I danni risultano tanto più accentuati in quan­to l'attività rieducativa, nonostante roboanti affer­mazioni ed in barba alle norme dettate dalla leg­ge 354 del '75 (sulla riforma carceraria), rimane sempre secondaria, rispetto al fine primario del carcere anche per i minori. La riforma è ancora sulla carta e nelle buone intenzioni dei legislato­ri. Ebbene per i minori, ed anche per i giovani adulti, si può tentare di sostituire il carcere con piccole strutture quali le comunità alloggio. Ri­cordiamo che, nonostante ben chiari articoli di legge, il carcere rimane chiuso all'influenza ester­na. Per entrare in carcere è necessario il bene­stare del direttore ed il permesso del magistrato di sorveglianza: entrare in carcere però, non significa partecipare alla vita del giovane, ma solo a qualche « momento b della vita stessa. Fra l'altro, agli esterni è proibito accedere ai locali dove vive il minore; si può entrare solo in determinati ambienti.

Perché, mi si potrebbe chiedere, ricorrere a microstrutture e non utilizzare la famiglia per la custodia cautelare o per gli arresti domiciliari?

Per una serie di considerazioni. I minori in questione, spesso non hanno raggiunto un equi­librio interiore ed una maturità che permetta loro di assumere, in piena coscienza e con co­stanza, responsabilità quali quella di fermarsi nel proprio alloggio e nella propria famiglia, per tutto il tempo richiesto dall'autorità giudiziaria. Non è in grado - sovente - di autodisciplinarsi e di autoimporsi limitazioni prolungate. Bisogne­rebbe contare sui genitori che dovrebbero, fra l'altro, trasformarsi in custodi-carcerieri.

Tutti sappiamo, oggi, che la famiglia è in crisi: crisi di autorità, crisi dovuta ad un conflitto generazionale molto accentuato, specialmente nei grandi agglomerati urbani, dove si sono ve­rificati movimenti di massa, concentrazioni inna­turali, con la conseguenza della caduta di valori culturali e di tradizioni non sempre compensati. Disagio quindi, da parte degli adulti, di esercitare quella funzione di guida e di esempio nei con­fronti della prole.

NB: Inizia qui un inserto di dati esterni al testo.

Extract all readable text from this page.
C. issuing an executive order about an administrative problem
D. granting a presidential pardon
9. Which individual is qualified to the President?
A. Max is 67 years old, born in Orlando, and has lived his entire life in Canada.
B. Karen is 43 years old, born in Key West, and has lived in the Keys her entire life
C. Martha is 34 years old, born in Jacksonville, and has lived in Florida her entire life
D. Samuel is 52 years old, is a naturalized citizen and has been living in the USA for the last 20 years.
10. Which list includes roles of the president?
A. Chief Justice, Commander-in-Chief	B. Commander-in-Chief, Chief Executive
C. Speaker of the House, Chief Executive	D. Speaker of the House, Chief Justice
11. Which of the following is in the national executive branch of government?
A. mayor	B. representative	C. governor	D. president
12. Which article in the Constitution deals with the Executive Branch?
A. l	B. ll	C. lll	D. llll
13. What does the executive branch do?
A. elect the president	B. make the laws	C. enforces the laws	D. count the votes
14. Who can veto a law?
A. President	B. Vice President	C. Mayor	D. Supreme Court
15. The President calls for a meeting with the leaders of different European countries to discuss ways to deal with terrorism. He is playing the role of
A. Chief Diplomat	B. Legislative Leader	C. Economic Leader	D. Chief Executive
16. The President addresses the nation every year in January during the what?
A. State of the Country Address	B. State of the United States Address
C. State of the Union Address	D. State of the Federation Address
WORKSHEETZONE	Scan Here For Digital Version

Si verificherebbe, perciò, un'ulteriore frattura tra adulti e minori, in caso di arresto o di custo­dia, per cui (in base a questi elementi) alcuni operatori sociali e specialisti sono portati ad escludere misure simili, per i minori. Essi ipotiz­zano, in caso di custodia cautelare mediante arre­sti domiciliari, quando tale misura sia applica­bile, la restrizione in ospedali, luoghi di cura, cioè in strutture pubbliche (è evidente il riferi­mento a giovani non autonomi e a tossicodipen­denti).

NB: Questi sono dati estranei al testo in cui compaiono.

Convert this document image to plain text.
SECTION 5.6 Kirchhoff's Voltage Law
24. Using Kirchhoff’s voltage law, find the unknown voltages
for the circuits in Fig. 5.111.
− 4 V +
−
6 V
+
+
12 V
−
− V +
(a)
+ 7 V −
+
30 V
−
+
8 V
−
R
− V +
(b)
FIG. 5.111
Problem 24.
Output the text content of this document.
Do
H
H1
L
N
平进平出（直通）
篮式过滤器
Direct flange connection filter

Orbene, se noi puntiamo su micro-strutture, quali le comunità alloggio, organizzate in maniera da poter rispondere alle necessità dei minori, ubi­cate non in comuni alloggi ma in palazzine possi­bilmente con giardino, nelle quali ci sia spazio per iniziative culturali, ricreative e, possibil­mente, anche per attività di addestramento pro­fessionale, aperte ai cittadini del quartiere, con­sentendo quindi rapporti interpersonali ed inter­reazioni ai ragazzi che non possono uscire, affi­date alla conduzione di educatori motivati, ma­turi e capaci di suscitare, nei giovani ospiti, inte­ressi alternativi validi (non quelli indotti dai mass-media), vuoteremmo o riduremmo massic­ciamente il numero degli ospiti dei vari F. Apor­ti d'Italia. Lo stesso discorso vale per le ragazze e per i giovani adulti.

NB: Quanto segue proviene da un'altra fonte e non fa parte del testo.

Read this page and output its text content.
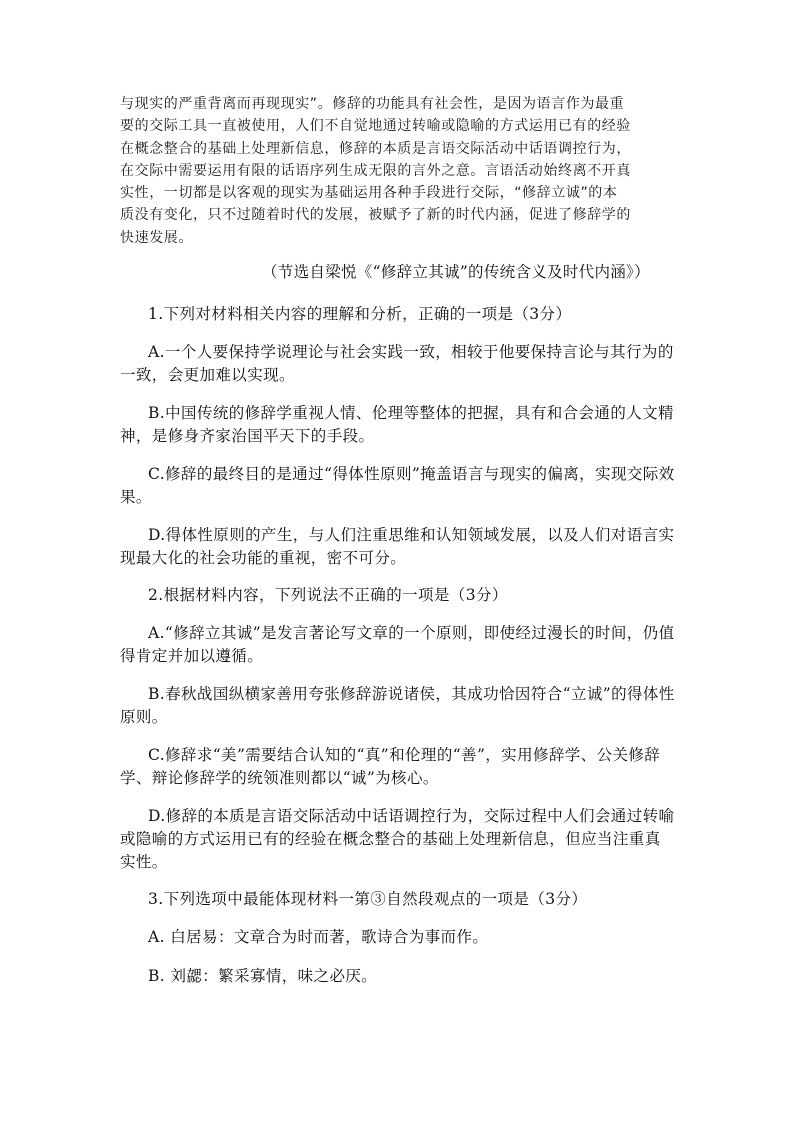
与现实的严重背离而再现现实”。修辞的功能具有社会性，是因为语言作为最重
要的交际工具一直被使用，人们不自觉地通过转喻或隐喻的方式运用已有的经验
在概念整合的基础上处理新信息，修辞的本质是言语交际活动中话语调控行为，
在交际中需要运用有限的话语序列生成无限的言外之意。言语活动始终离不开真
实性，一切都是以客观的现实为基础运用各种手段进行交际，“修辞立诚”的本
质没有变化，只不过随着时代的发展，被赋予了新的时代内涵，促进了修辞学的
快速发展。
（节选自梁悦《“修辞立其诚”的传统含义及时代内涵》）
1.下列对材料相关内容的理解和分析，正确的一项是（3分）
A.一个人要保持学说理论与社会实践一致，相较于他要保持言论与其行为的一致，会更加难以实现。
B.中国传统的修辞学重视人情、伦理等整体的把握，具有和合会通的人文精神，是修身齐家治国平天下的手段。
C.修辞的最终目的是通过“得体性原则”掩盖语言与现实的偏离，实现交际效果。
D.得体性原则的产生，与人们注重思维和认知领域发展，以及人们对语言实现最大化的社会功能的重视，密不可分。
2.根据材料内容，下列说法不正确的一项是（3分）
A.“修辞立其诚”是发言著论写文章的一个原则，即使经过漫长的时间，仍值得肯定并加以遵循。
B.春秋战国纵横家善用夸张修辞游说诸侯，其成功恰因符合“立诚”的得体性原则。
C.修辞求“美”需要结合认知的“真”和伦理的“善”，实用修辞学、公关修辞学、辩论修辞学的统领准则都以“诚”为核心。
D.修辞的本质是言语交际活动中话语调控行为，交际过程中人们会通过转喻或隐喻的方式运用已有的经验在概念整合的基础上处理新信息，但应当注重真实性。
3.下列选项中最能体现材料一第③自然段观点的一项是（3分）
A. 白居易：文章合为时而著，歌诗合为事而作。
B. 刘勰：繁采寡情，味之必厌。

Circa questi ultimi, solo chi non conosce la realtà può ritenere che al compimento del 18° anno diventino automaticamente maturi al punto da acquisire, ex-abrupto, capacità di intendere e di volere e di mantenere con costanza e coscien­za gli impegni restrittivi imposti dalle misure ci­tate. Anche per numerosi giovani adulti, la pos­sibilità di utilizzare, in ogni provincia, micro­strutture potrebbe rappresentare una risposta più valida che non il carcere.

 

 

 

(1) Assistente sociale dell'Ufficio distrettuale minoren­ni di Torino del Ministero di grazia e giustizia.